Do sharks really not get cancer, and if not why?

Jim Barron jdbarron at
Sat Feb 22 10:57:04 EST 1997

Bruce Heyer wrote:
> In article <Pine.SOL.3.91.970218102047.9795C-100000 at>,
> natural at wrote:
> > There is book entitled 'Sharks don't get cancer."  Its not too bad, but
> > actually, it is due to several factors, one being they do not have
> > calcium, only cartilage.  Second, they produce a compound called squalamine.
> This book is a hype-piece written buy a guy who sells shark cartilage products.
> I guess the market fell out of snake oil.

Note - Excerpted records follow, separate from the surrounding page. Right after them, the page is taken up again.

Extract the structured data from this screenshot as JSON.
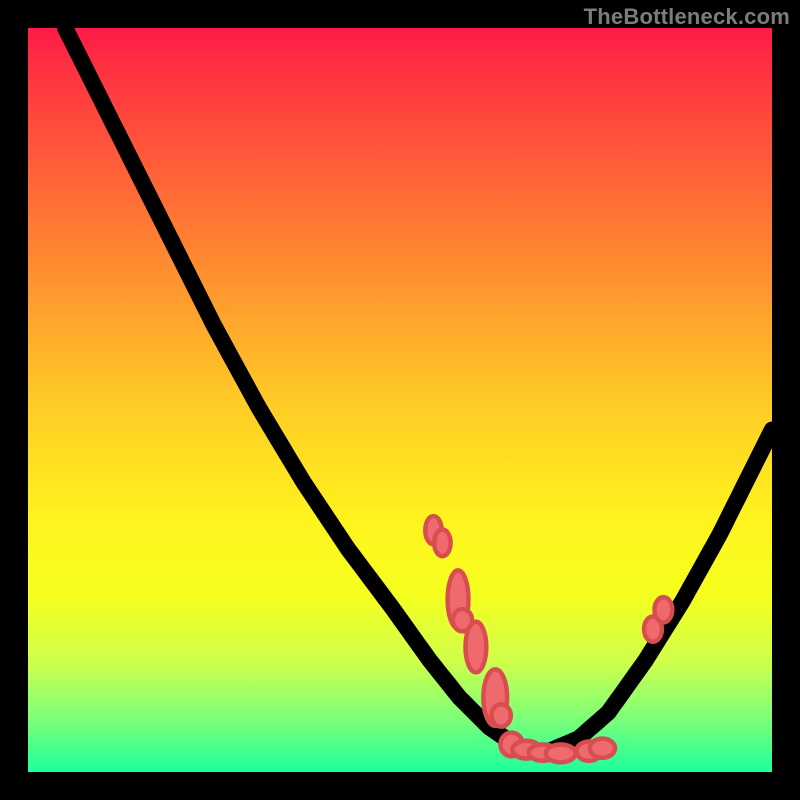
{
  "watermark": "TheBottleneck.com",
  "colors": {
    "marker_fill": "#ef6a6d",
    "marker_stroke": "#d84d50",
    "curve": "#000000"
  },
  "chart_data": {
    "type": "line",
    "title": "",
    "xlabel": "",
    "ylabel": "",
    "xlim": [
      0,
      100
    ],
    "ylim": [
      0,
      100
    ],
    "grid": false,
    "legend": false,
    "note": "Values are percentages of plot area; y=0 is bottom. Curve is a V-shaped bottleneck curve with minimum near x≈68."
  }
}
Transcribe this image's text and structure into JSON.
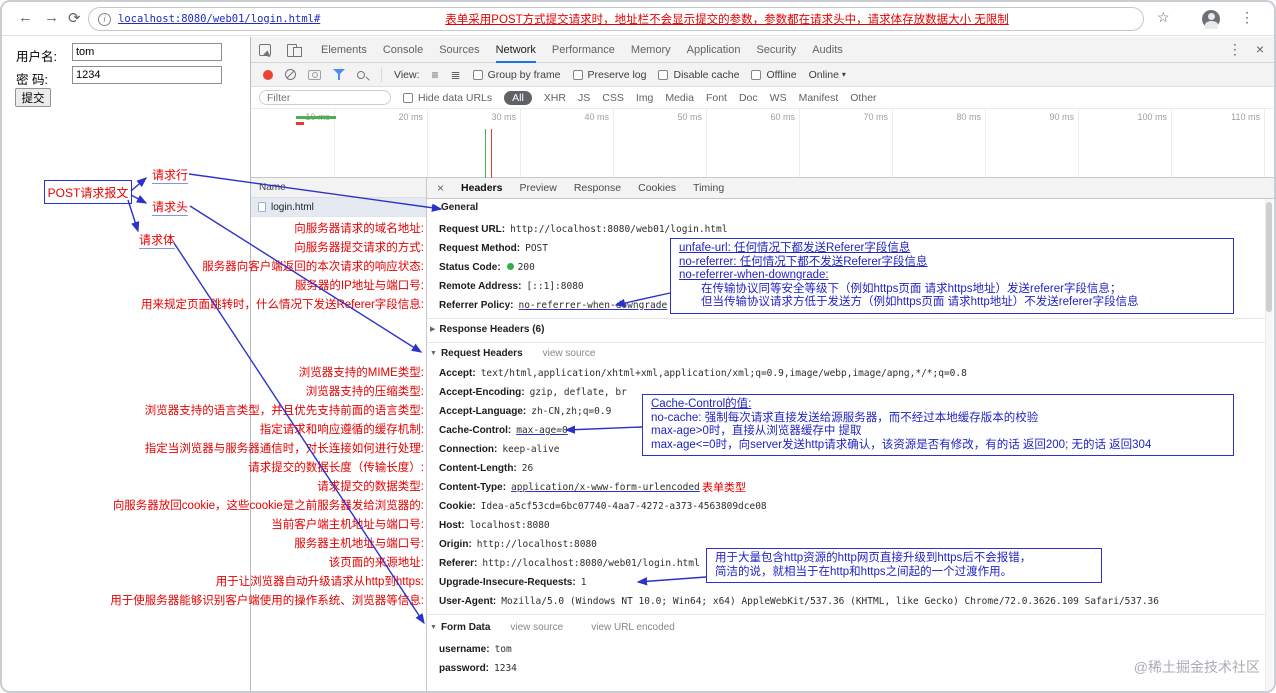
{
  "icons": {
    "back": "←",
    "forward": "→",
    "reload": "⟳",
    "info": "i",
    "star": "☆",
    "menu": "⋮",
    "devtools_menu": "⋮",
    "devtools_close": "×",
    "detail_close": "×",
    "caret_down": "▾",
    "tri_open": "▼",
    "tri_closed": "▶",
    "view_list": "≡",
    "view_large": "≣"
  },
  "browser": {
    "url": "localhost:8080/web01/login.html#",
    "url_annotation": "表单采用POST方式提交请求时，地址栏不会显示提交的参数，参数都在请求头中，请求体存放数据大小 无限制"
  },
  "page": {
    "username_label": "用户名:",
    "username_value": "tom",
    "password_label": "密 码:",
    "password_value": "1234",
    "submit_label": "提交"
  },
  "diagram": {
    "box": "POST请求报文",
    "line1": "请求行",
    "line2": "请求头",
    "line3": "请求体"
  },
  "annotations": {
    "rows": [
      "向服务器请求的域名地址:",
      "向服务器提交请求的方式:",
      "服务器向客户端返回的本次请求的响应状态:",
      "服务器的IP地址与端口号:",
      "用来规定页面跳转时，什么情况下发送Referer字段信息:",
      "浏览器支持的MIME类型:",
      "浏览器支持的压缩类型:",
      "浏览器支持的语言类型，并且优先支持前面的语言类型:",
      "指定请求和响应遵循的缓存机制:",
      "指定当浏览器与服务器通信时，对长连接如何进行处理:",
      "请求提交的数据长度（传输长度）:",
      "请求提交的数据类型:",
      "向服务器放回cookie，这些cookie是之前服务器发给浏览器的:",
      "当前客户端主机地址与端口号:",
      "服务器主机地址与端口号:",
      "该页面的来源地址:",
      "用于让浏览器自动升级请求从http到https:",
      "用于使服务器能够识别客户端使用的操作系统、浏览器等信息:"
    ],
    "form_type": "表单类型"
  },
  "callouts": {
    "referrer": {
      "l1": "unfafe-url: 任何情况下都发送Referer字段信息",
      "l2": "no-referrer: 任何情况下都不发送Referer字段信息",
      "l3": "no-referrer-when-downgrade:",
      "l4": "在传输协议同等安全等级下（例如https页面 请求https地址）发送referer字段信息；",
      "l5": "但当传输协议请求方低于发送方（例如https页面 请求http地址）不发送referer字段信息"
    },
    "cache": {
      "l1": "Cache-Control的值:",
      "l2": "no-cache: 强制每次请求直接发送给源服务器，而不经过本地缓存版本的校验",
      "l3": "max-age>0时，直接从浏览器缓存中 提取",
      "l4": "max-age<=0时，向server发送http请求确认，该资源是否有修改，有的话 返回200; 无的话 返回304"
    },
    "upgrade": {
      "l1": "用于大量包含http资源的http网页直接升级到https后不会报错，",
      "l2": "简洁的说，就相当于在http和https之间起的一个过渡作用。"
    }
  },
  "devtools": {
    "tabs": [
      "Elements",
      "Console",
      "Sources",
      "Network",
      "Performance",
      "Memory",
      "Application",
      "Security",
      "Audits"
    ],
    "toolbar": {
      "view": "View:",
      "group_by_frame": "Group by frame",
      "preserve_log": "Preserve log",
      "disable_cache": "Disable cache",
      "offline": "Offline",
      "online": "Online"
    },
    "filter": {
      "placeholder": "Filter",
      "hide_data_urls": "Hide data URLs",
      "types": [
        "All",
        "XHR",
        "JS",
        "CSS",
        "Img",
        "Media",
        "Font",
        "Doc",
        "WS",
        "Manifest",
        "Other"
      ]
    },
    "timeline": {
      "ticks": [
        "10 ms",
        "20 ms",
        "30 ms",
        "40 ms",
        "50 ms",
        "60 ms",
        "70 ms",
        "80 ms",
        "90 ms",
        "100 ms",
        "110 ms"
      ]
    },
    "request_list": {
      "name_header": "Name",
      "row": "login.html"
    },
    "detail_tabs": [
      "Headers",
      "Preview",
      "Response",
      "Cookies",
      "Timing"
    ],
    "general": {
      "title": "General",
      "items": [
        {
          "name": "Request URL:",
          "value": "http://localhost:8080/web01/login.html"
        },
        {
          "name": "Request Method:",
          "value": "POST"
        },
        {
          "name": "Status Code:",
          "value": "200"
        },
        {
          "name": "Remote Address:",
          "value": "[::1]:8080"
        },
        {
          "name": "Referrer Policy:",
          "value": "no-referrer-when-downgrade"
        }
      ]
    },
    "response_headers": {
      "title": "Response Headers (6)"
    },
    "request_headers": {
      "title": "Request Headers",
      "view_source": "view source",
      "items": [
        {
          "name": "Accept:",
          "value": "text/html,application/xhtml+xml,application/xml;q=0.9,image/webp,image/apng,*/*;q=0.8"
        },
        {
          "name": "Accept-Encoding:",
          "value": "gzip, deflate, br"
        },
        {
          "name": "Accept-Language:",
          "value": "zh-CN,zh;q=0.9"
        },
        {
          "name": "Cache-Control:",
          "value": "max-age=0"
        },
        {
          "name": "Connection:",
          "value": "keep-alive"
        },
        {
          "name": "Content-Length:",
          "value": "26"
        },
        {
          "name": "Content-Type:",
          "value": "application/x-www-form-urlencoded"
        },
        {
          "name": "Cookie:",
          "value": "Idea-a5cf53cd=6bc07740-4aa7-4272-a373-4563809dce08"
        },
        {
          "name": "Host:",
          "value": "localhost:8080"
        },
        {
          "name": "Origin:",
          "value": "http://localhost:8080"
        },
        {
          "name": "Referer:",
          "value": "http://localhost:8080/web01/login.html"
        },
        {
          "name": "Upgrade-Insecure-Requests:",
          "value": "1"
        },
        {
          "name": "User-Agent:",
          "value": "Mozilla/5.0 (Windows NT 10.0; Win64; x64) AppleWebKit/537.36 (KHTML, like Gecko) Chrome/72.0.3626.109 Safari/537.36"
        }
      ]
    },
    "form_data": {
      "title": "Form Data",
      "view_source": "view source",
      "view_url_encoded": "view URL encoded",
      "items": [
        {
          "name": "username:",
          "value": "tom"
        },
        {
          "name": "password:",
          "value": "1234"
        }
      ]
    }
  },
  "watermark": "@稀土掘金技术社区"
}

> Sharks DO get cancer - though at a low frequency of occurance.  Most
> cold-blooded animals have lower cancer rates than do warm-blooded mammals
> like us. (The warming system of lamnoid sharks is not the same as
> warm-blooded.)  Of course sharks do not indulge in the social carcinogens
> that humans do either.
> This mythos arose when it was found that cartilage secretes a trace
> substance which inhibits the formation of blood vessels (anti-angiogenesis
> factor).  Since tumors often stimulate blood vessel development to supply
> their increased growth rates, it is hoped that this factor may be used to
> treat (not prevent) cancer by restricting the blood flow to the tumor.

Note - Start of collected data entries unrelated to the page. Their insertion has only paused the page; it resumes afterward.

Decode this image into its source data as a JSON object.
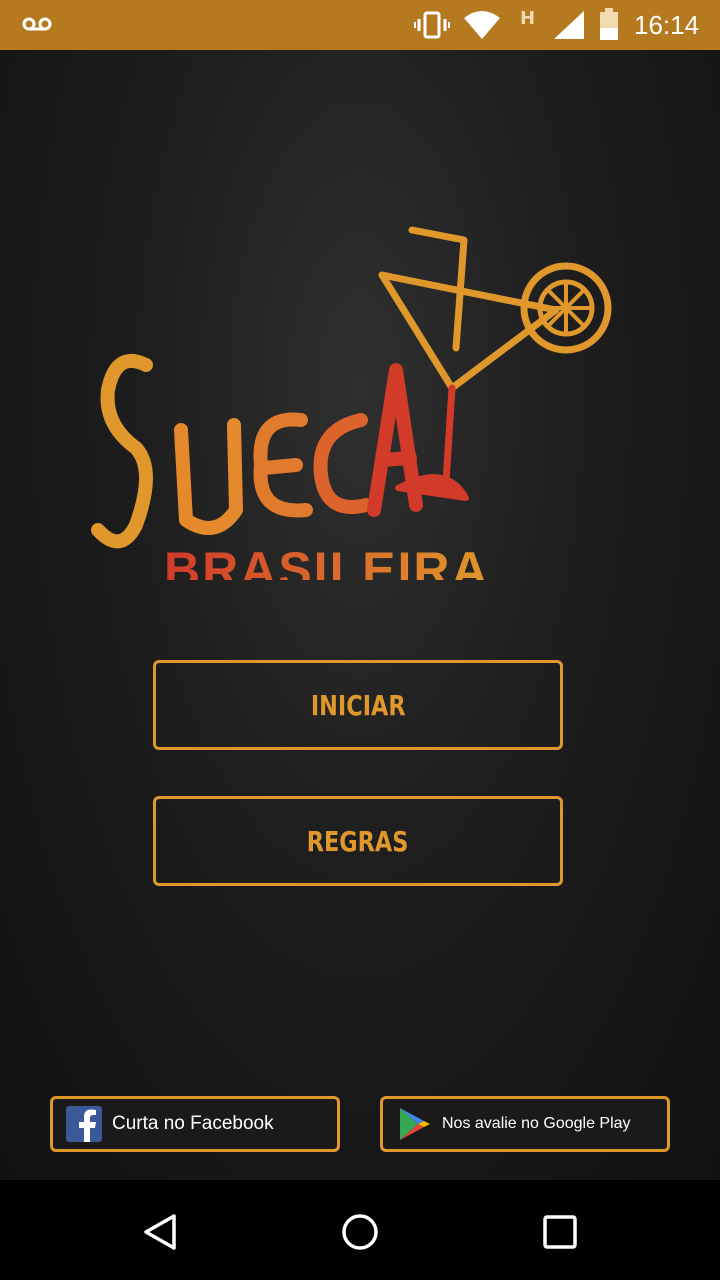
{
  "status_bar": {
    "time": "16:14",
    "network_label": "H",
    "icons": [
      "voicemail-icon",
      "vibrate-icon",
      "wifi-icon",
      "signal-icon",
      "battery-icon"
    ]
  },
  "logo": {
    "title": "SUECA",
    "subtitle": "BRASILEIRA",
    "colors": {
      "orange": "#e0972c",
      "red": "#d23a2a"
    }
  },
  "menu": {
    "start_label": "INICIAR",
    "rules_label": "REGRAS"
  },
  "social": {
    "facebook_label": "Curta no Facebook",
    "google_play_label": "Nos avalie no Google Play"
  },
  "nav_bar": {
    "icons": [
      "back-icon",
      "home-icon",
      "recent-apps-icon"
    ]
  },
  "theme": {
    "accent": "#e0972c",
    "status_bar_bg": "#b57a1f",
    "background": "#1d1d1d"
  }
}
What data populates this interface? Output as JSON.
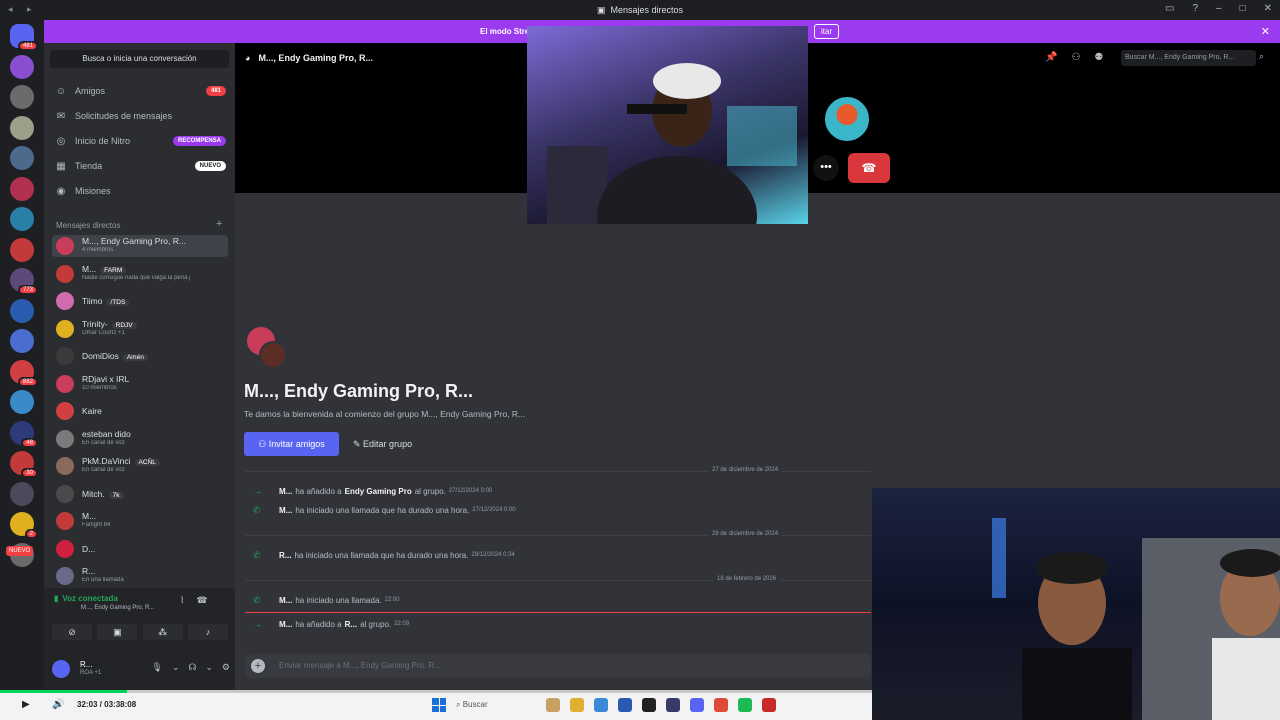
{
  "titlebar": {
    "title": "Mensajes directos"
  },
  "banner": {
    "text": "El modo Stre",
    "button": "itar"
  },
  "servers": [
    {
      "color": "#5865f2",
      "badge": "481"
    },
    {
      "color": "#8a4fd1",
      "badge": ""
    },
    {
      "color": "#6b6b6b",
      "badge": ""
    },
    {
      "color": "#9aa08a",
      "badge": ""
    },
    {
      "color": "#4c6a8c",
      "badge": ""
    },
    {
      "color": "#b03050",
      "badge": ""
    },
    {
      "color": "#2a7fa8",
      "badge": ""
    },
    {
      "color": "#c23a3a",
      "badge": ""
    },
    {
      "color": "#5e4a7a",
      "badge": "773"
    },
    {
      "color": "#2a5db0",
      "badge": ""
    },
    {
      "color": "#4a6ed0",
      "badge": ""
    },
    {
      "color": "#d04040",
      "badge": "882"
    },
    {
      "color": "#3a8ac8",
      "badge": ""
    },
    {
      "color": "#2f3a7a",
      "badge": "48"
    },
    {
      "color": "#c23a3a",
      "badge": "30"
    },
    {
      "color": "#4a4a5a",
      "badge": ""
    },
    {
      "color": "#e0b020",
      "badge": "2"
    },
    {
      "color": "#6a6a6a",
      "badge": ""
    }
  ],
  "new_label": "NUEVO",
  "sidebar": {
    "search": "Busca o inicia una conversación",
    "nav": [
      {
        "label": "Amigos",
        "pill": "481",
        "pill_color": "#f23f43"
      },
      {
        "label": "Solicitudes de mensajes",
        "pill": "",
        "pill_color": ""
      },
      {
        "label": "Inicio de Nitro",
        "pill": "RECOMPENSA",
        "pill_color": "#9b3bf0"
      },
      {
        "label": "Tienda",
        "pill": "NUEVO",
        "pill_color": "#5865f2"
      },
      {
        "label": "Misiones",
        "pill": "",
        "pill_color": ""
      }
    ],
    "dm_header": "Mensajes directos",
    "dms": [
      {
        "name": "M..., Endy Gaming Pro, R...",
        "tag": "",
        "sub": "4 miembros",
        "color": "#c93c5a"
      },
      {
        "name": "M...",
        "tag": "FARM",
        "sub": "Nadie consigue nada que valga la pena j",
        "color": "#c23a3a"
      },
      {
        "name": "Tiimo",
        "tag": "/TDS",
        "sub": "",
        "color": "#d06bb0"
      },
      {
        "name": "Trinity-",
        "tag": "RDJV",
        "sub": "Omar Courtz +1",
        "color": "#e0b020"
      },
      {
        "name": "DomiDios",
        "tag": "Amén",
        "sub": "",
        "color": "#3a3a3a"
      },
      {
        "name": "RDjavi x IRL",
        "tag": "",
        "sub": "10 miembros",
        "color": "#c93c5a"
      },
      {
        "name": "Kaire",
        "tag": "",
        "sub": "",
        "color": "#d04040"
      },
      {
        "name": "esteban dido",
        "tag": "",
        "sub": "En canal de voz",
        "color": "#7a7a7a"
      },
      {
        "name": "PkM.DaVinci",
        "tag": "ACÑL",
        "sub": "En canal de voz",
        "color": "#8a6a5a"
      },
      {
        "name": "Mitch.",
        "tag": "7k",
        "sub": "",
        "color": "#4a4a4a"
      },
      {
        "name": "M...",
        "tag": "",
        "sub": "Farlight 84",
        "color": "#c23a3a"
      },
      {
        "name": "D...",
        "tag": "",
        "sub": "",
        "color": "#d02040"
      },
      {
        "name": "R...",
        "tag": "",
        "sub": "En una llamada",
        "color": "#6a6a8a"
      }
    ]
  },
  "voice": {
    "status": "Voz conectada",
    "channel": "M..., Endy Gaming Pro, R...",
    "user_name": "R...",
    "user_sub": "ROA +1"
  },
  "main": {
    "channel_title": "M..., Endy Gaming Pro, R...",
    "search_placeholder": "Buscar M..., Endy Gaming Pro, R...",
    "welcome_title": "M..., Endy Gaming Pro, R...",
    "welcome_sub": "Te damos la bienvenida al comienzo del grupo M..., Endy Gaming Pro, R...",
    "invite_label": "Invitar amigos",
    "edit_label": "Editar grupo",
    "dates": [
      "27 de diciembre de 2024",
      "28 de diciembre de 2024",
      "18 de febrero de 2026"
    ],
    "messages": [
      {
        "who": "M...",
        "text": "ha añadido a",
        "highlight": "Endy Gaming Pro",
        "rest": "al grupo.",
        "ts": "27/12/2024 0:00",
        "arrow": "→"
      },
      {
        "who": "M...",
        "text": "ha iniciado una llamada que ha durado una hora.",
        "highlight": "",
        "rest": "",
        "ts": "27/12/2024 0:00",
        "arrow": "✆"
      },
      {
        "who": "R...",
        "text": "ha iniciado una llamada que ha durado una hora.",
        "highlight": "",
        "rest": "",
        "ts": "28/12/2024 0:34",
        "arrow": "✆"
      },
      {
        "who": "M...",
        "text": "ha iniciado una llamada.",
        "highlight": "",
        "rest": "",
        "ts": "22:00",
        "arrow": "✆"
      },
      {
        "who": "M...",
        "text": "ha añadido a",
        "highlight": "R...",
        "rest": "al grupo.",
        "ts": "22:09",
        "arrow": "→"
      }
    ],
    "composer_placeholder": "Enviar mensaje a M..., Endy Gaming Pro, R..."
  },
  "player": {
    "time": "32:03 / 03:38:08",
    "progress": 0.146
  },
  "taskbar": {
    "search": "Buscar"
  }
}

> The factor is found in all vertebate cartilage - there is nothing special
> about the cartilage from sharks, but since their (almost) entire skeleton
> is cartilagenous, they provided an easy source for testing the factor.
> The effect is very localized - consuming cartilage orally accomplishes
> nothing but the encouragement of shark slaughtering.  Eat the gristle off
> your chicken bones if you must.
> Squalamine is a high quality lubricant extracted from shark liver, but has
> no special health promotion.  The idea that shark liver extracts are
> medicinal lingers from World War II when the war closed down the North
> Atlantic cod fishery.  Shark liver oil was sold as a replacement for cod
> liver oil for a source of dietary vitamin A.  Other sources of vitamin A
> are readily available. Several shark populations impacted by the fishery
> of the 1940's have yet to recover.

I have read that there is an oil in shark liver that acts to chelate
mercury.  Would this be Squalamine?   Since sharks are so high on the
marine food chain and mercury is known to be  a problem in things like
tuna, etc. presumeably they must have SOME method for dealing with it.